For two years, the idea didn't go beyond the presentation stage, but this weekend hundreds of students took the first step toward turning a science fiction fantasy into reality.
One of the most discussed projects was developed by a group of students from the Delft University of Technology in the Netherlands. Their concept was based on passive levitation, in which an array of magnets suspend the pod 20mm above the Hyperloop track. This type of arrangement requires no onboard power and keeps the magnetic field outside of the pod.
"I'm surprised that [Hyperloop] doesn't exist already," said Quint Houwink, a 19-year old sophomore studying aerospace engineering at the university, as cited by ArsTechnica. "All of the technology inside the Hyperloop has been around for decades. The only thing we're doing is putting that technology together."

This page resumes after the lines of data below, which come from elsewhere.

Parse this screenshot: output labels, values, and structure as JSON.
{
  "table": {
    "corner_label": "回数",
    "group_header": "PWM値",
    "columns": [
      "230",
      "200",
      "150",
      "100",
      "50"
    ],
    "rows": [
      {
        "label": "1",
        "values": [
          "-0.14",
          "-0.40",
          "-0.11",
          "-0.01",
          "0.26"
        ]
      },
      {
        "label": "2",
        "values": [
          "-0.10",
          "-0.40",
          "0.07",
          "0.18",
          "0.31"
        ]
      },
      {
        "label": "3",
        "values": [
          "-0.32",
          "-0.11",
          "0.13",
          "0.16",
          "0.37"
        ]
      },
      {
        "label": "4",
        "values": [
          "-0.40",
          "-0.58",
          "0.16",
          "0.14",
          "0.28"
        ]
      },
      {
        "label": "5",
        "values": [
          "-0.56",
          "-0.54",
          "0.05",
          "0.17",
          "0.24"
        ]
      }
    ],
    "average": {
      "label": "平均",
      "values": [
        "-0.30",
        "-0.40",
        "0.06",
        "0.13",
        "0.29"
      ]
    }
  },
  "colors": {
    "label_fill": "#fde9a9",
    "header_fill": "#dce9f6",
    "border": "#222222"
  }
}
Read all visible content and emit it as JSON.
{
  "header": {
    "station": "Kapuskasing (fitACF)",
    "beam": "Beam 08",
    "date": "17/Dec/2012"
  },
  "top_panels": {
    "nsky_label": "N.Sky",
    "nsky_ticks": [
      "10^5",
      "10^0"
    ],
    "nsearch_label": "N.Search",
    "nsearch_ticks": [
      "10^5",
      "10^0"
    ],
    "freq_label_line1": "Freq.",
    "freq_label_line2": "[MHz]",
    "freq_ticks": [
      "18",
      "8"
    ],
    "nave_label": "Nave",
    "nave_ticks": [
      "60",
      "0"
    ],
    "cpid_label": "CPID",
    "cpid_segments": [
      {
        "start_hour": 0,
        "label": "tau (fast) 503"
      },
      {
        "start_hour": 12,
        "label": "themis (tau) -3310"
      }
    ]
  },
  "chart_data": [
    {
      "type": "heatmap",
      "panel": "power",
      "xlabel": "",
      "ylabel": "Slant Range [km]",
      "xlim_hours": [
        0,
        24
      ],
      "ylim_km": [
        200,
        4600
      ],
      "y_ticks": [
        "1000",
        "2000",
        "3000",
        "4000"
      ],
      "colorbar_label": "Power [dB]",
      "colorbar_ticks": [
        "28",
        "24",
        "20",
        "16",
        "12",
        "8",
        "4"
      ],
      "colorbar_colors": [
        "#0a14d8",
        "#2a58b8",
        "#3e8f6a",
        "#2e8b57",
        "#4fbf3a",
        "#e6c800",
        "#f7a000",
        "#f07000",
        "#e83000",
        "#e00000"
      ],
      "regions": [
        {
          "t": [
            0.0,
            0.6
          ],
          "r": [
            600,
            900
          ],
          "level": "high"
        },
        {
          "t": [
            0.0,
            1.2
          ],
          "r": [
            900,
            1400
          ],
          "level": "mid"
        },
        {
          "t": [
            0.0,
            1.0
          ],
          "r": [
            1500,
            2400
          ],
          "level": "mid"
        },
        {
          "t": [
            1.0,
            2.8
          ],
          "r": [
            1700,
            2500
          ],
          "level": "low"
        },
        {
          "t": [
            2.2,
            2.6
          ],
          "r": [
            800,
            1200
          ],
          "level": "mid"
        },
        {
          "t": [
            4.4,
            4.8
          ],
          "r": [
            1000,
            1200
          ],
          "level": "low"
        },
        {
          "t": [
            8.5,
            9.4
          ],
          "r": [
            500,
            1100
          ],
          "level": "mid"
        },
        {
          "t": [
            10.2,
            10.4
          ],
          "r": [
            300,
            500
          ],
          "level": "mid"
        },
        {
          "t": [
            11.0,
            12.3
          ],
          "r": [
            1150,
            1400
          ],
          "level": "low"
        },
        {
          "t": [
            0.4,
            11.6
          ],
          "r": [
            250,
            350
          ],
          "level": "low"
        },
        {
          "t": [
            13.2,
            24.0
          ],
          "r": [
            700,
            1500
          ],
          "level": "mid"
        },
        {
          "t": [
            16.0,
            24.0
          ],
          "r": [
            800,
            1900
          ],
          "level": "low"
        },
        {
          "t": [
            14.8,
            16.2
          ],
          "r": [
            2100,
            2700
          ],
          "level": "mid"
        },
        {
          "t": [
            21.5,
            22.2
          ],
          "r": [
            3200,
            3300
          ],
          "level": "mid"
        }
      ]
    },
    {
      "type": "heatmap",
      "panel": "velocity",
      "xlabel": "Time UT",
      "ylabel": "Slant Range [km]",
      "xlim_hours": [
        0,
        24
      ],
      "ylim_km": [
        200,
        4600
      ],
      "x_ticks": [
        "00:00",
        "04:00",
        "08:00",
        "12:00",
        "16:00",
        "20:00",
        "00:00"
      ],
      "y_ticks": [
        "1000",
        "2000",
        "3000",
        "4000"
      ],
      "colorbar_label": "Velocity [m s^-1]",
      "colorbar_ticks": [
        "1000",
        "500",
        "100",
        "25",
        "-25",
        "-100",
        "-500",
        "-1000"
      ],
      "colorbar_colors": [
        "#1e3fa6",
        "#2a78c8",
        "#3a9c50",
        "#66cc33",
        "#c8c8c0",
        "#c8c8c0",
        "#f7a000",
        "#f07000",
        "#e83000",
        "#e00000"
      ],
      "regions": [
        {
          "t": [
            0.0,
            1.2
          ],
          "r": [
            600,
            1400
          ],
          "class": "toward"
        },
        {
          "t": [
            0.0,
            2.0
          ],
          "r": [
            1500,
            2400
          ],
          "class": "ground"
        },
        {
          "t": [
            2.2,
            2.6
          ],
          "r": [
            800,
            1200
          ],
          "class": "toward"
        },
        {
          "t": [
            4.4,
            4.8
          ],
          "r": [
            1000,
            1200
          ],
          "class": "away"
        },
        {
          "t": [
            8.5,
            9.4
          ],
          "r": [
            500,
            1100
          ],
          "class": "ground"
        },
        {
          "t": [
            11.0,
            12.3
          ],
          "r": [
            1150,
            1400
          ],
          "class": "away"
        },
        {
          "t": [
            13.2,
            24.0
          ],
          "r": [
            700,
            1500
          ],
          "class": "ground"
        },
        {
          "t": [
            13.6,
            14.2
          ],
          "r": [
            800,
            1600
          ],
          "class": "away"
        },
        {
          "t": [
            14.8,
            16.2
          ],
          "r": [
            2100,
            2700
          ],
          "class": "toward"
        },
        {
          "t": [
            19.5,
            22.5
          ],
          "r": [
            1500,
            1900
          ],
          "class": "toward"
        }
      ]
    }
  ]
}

US Secretary of Transportation Anthony Foxx attended the event and expressed interest in Hyperloop, infusing young engineers with hope that their designs could see investment and not lie buried amidst the pages of Popular Mechanics and scholarly journals.
"It's one thing to have a really cool new idea," Foxx said. "It's another thing for that idea to go through the traps required to have that actually used by the mass public. That's not to say this isn't an idea that has merit. I'm here. It has merit."
According to Foxx, his department is open to new methods of moving large groups of people, in view of a world with a growing population and aging infrastructure. Federal money could see the the seeds of student ideas becoming public transport.